Using the extended Melnikov method to study multi-pulse chaotic motions of a rectangular thin plate

Abstract

This paper investigates the multi-pulse global heteroclinic bifurcations and chaotic dynamics for the nonlinear vibrations of a simply supported rectangular thin plate by using an extended Melnikov method in the resonant case. The rectangular thin plate is subjected to spatially and temporally varying transversal and in-plane excitations, simultaneously. The equations of motion for the rectangular thin plate are derived from the von Kármán equation.
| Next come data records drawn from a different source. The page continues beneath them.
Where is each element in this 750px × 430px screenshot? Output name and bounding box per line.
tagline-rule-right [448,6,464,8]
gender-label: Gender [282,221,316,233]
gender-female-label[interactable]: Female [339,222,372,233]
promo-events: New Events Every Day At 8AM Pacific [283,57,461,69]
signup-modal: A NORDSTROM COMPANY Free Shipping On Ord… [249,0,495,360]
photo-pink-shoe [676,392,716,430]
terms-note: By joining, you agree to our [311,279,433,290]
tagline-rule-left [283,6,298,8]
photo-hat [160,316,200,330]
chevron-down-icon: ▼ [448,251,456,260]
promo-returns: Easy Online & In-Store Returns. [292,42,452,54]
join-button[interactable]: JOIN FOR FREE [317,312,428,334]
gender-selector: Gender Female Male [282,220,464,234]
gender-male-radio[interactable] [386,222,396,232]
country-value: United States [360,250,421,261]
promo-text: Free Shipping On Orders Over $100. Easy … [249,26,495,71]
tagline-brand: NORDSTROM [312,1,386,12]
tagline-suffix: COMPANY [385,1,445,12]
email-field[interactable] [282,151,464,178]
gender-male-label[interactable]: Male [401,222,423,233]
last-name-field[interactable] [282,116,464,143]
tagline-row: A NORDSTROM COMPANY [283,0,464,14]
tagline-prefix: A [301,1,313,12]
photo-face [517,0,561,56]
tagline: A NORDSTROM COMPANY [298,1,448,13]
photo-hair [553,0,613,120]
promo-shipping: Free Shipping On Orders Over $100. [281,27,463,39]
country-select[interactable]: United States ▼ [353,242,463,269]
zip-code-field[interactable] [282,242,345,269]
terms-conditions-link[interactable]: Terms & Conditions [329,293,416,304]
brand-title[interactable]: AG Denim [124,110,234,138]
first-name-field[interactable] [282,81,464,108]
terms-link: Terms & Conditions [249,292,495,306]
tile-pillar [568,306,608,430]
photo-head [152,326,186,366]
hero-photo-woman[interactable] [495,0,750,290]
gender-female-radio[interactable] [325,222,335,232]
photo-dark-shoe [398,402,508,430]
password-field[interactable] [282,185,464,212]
Applying the method of multiple scales and Galerkin’s approach to the partial differential governing equation, the four-dimensional averaged equation is obtained for the case of 1:2 internal resonance and primary parametric resonance. From the averaged equations obtained, the theory of normal form is used to derive the explicit expressions of normal form with a double zero and a pair of pure imaginary Eigenvalues. Based on the explicit expressions of normal form, the extended Melnikov method is used to analyze the multi-pulse heteroclinic bifurcations and chaotic dynamics of the rectangular thin plate. The contribution of the paper is the simplification of the extended Melnikov method. The extended Melnikov function can be simplified in the resonant case and does not depend on the perturbation parameter. The necessary conditions of the existence for the Shilnikov type multi-pulse chaotic dynamics of the rectangular thin plate are analytically obtained. Numerical simulations also display that the Shilnikov type multi-pulse chaotic motions can occur in the rectangular thin plate. Overall, both theoretical and numerical studies demonstrate that the chaos for the Smale horseshoe sense exists in the rectangular thin plate.